After the death of Kamehameha, Queen Ka'ahumanu came to power under Liholiho. As a Protestant, she banned some practice of the old Hawaiian religion (like the hula) in the islands, but were reestablish by her successors. A later ban on Catholicism would lead to repercussions with France when French Catholic missionaries were deported.

==Origins==
==="Missionary party"===
The families of several missionaries became wealthy and their descendants were able to launch businesses and establish plantations in the islands. According to "The Friend" (Honolulu publication) from the turn of the twentieth century, there were 91 sons and 73 daughters of missionaries with 101 grandsons and 73 granddaughters living in Hawaii. This was an estimated 1/20 of the white population of Hawaii at the time (a figure that excluded the Portuguese population). It was common to refer to the entire white population as "the missionary party" and it was a common belief that they ruled the islands having leading positions in society. The missionary publication The Missionary Review of the World (1900) states; "They form the best element of the population of Hawaii". The missionary party was heavily involved in land and labor issues but were not able to gain control over government foreign affairs. Most of them were U.S. citizens that were already in constant communications with the US as well as continuous trading. They controlled all aspects of media, business and politics in Hawaii. After teaming up with the U.S. Republican Party and the U.S. Navy there was little left to exploit. A propaganda campaign followed to convince Hawaiians that the U.S. was the legitimate ruler and that they were, in fact, Americans, according to Dallas Carter.

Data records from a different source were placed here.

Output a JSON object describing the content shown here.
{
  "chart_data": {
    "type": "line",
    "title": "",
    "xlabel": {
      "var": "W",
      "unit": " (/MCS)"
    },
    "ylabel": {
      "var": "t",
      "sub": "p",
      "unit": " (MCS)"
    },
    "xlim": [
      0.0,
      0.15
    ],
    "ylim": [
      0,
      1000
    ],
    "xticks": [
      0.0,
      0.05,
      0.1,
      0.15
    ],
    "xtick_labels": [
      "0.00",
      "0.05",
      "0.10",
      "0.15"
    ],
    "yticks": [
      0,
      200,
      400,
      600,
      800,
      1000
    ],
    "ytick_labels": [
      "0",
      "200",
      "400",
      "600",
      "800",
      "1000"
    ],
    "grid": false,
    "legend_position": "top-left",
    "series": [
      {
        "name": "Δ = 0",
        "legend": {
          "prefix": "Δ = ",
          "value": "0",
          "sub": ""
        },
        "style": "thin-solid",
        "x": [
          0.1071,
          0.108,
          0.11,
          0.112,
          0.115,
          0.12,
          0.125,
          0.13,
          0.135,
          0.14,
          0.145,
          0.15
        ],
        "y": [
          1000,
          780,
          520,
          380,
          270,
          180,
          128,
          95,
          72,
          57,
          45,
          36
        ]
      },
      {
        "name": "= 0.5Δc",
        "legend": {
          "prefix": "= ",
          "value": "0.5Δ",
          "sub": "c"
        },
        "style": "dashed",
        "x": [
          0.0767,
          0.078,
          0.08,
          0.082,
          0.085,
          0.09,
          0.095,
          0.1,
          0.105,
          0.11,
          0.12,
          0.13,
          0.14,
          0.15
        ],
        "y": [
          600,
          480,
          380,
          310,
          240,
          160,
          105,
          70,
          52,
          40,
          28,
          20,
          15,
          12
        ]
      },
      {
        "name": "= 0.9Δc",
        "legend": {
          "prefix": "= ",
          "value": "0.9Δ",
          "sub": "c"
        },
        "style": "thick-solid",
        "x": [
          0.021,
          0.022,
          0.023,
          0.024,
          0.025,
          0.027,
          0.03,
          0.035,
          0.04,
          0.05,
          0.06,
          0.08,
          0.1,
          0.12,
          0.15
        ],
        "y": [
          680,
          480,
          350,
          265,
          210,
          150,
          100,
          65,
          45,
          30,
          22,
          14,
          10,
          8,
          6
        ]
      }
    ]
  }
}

===Land, labor, sugar and suffrage===
Descendants of missionaries began to prosper. "The missionaries came to do good and stayed to do well" is an old adage used in Hawaii. Amos Cooke is one of many missionaries that did well under Kamehameha III. Cooke came to Hawaii from Danbury, Connecticut in 1837 and ran the Royal School to educate the future rulers of the islands. In 1843 Cooke took a position as an unofficial advisor to the king's special board, against the rules of the Board of Missionaries that prevented members from serving in political positions. The first thing he did was to attain title to valuable Hawaiian land. In his book "Overthrow", author and journalist Stephen Kinzer states; "Buying it was complicated since Native Hawaiians had little notion of private property or cash exchange. They had great difficulty understanding how a transaction - or anything else for that matter - could deprive them of land". Cooke was able to help convince Kamehameha III to institute extraordinary land reform, opening up the purchase of as much land as one could buy.

In 1875, the Reciprocity Treaty with the U.S. was forced through and removed all tariffs from cane sugar from Hawaii and contained a provision allowing the U.S. exclusive rights to maintain military bases in the islands. Protests by Native Hawaiians erupted immediately, taking eight days and 220 armed soldiers to put down. The protest were violent and the monarch had to request American assistance. 150 marines were landed to protect the government. The exportation of sugar flowed for decades creating immense wealth that also came with both economic and political power. Nearly all government positions became almost exclusively white.

Along with another missionary named Samuel Northrup Castle, Cooke would form the Castle & Cooke company which would become the world's largest sugar producer and one of the "Big Five" that controlled politics in Hawaii for almost a hundred years. They were also the largest landowners in Hawaii. But with plantations came a need for labor. To the white plantation owners, Hawaiians made for poor labor so contract laborers were brought in from China and Japan. This created a demographics challenge to the white missionary leaders. They were outnumbered by the Hawaiian, Japanese and Chinese populations. Tight restrictions on democracy in Hawaii had to be instituted by Americans in order to maintain minority control. Suffrage for even just men would bring to power a non-white government.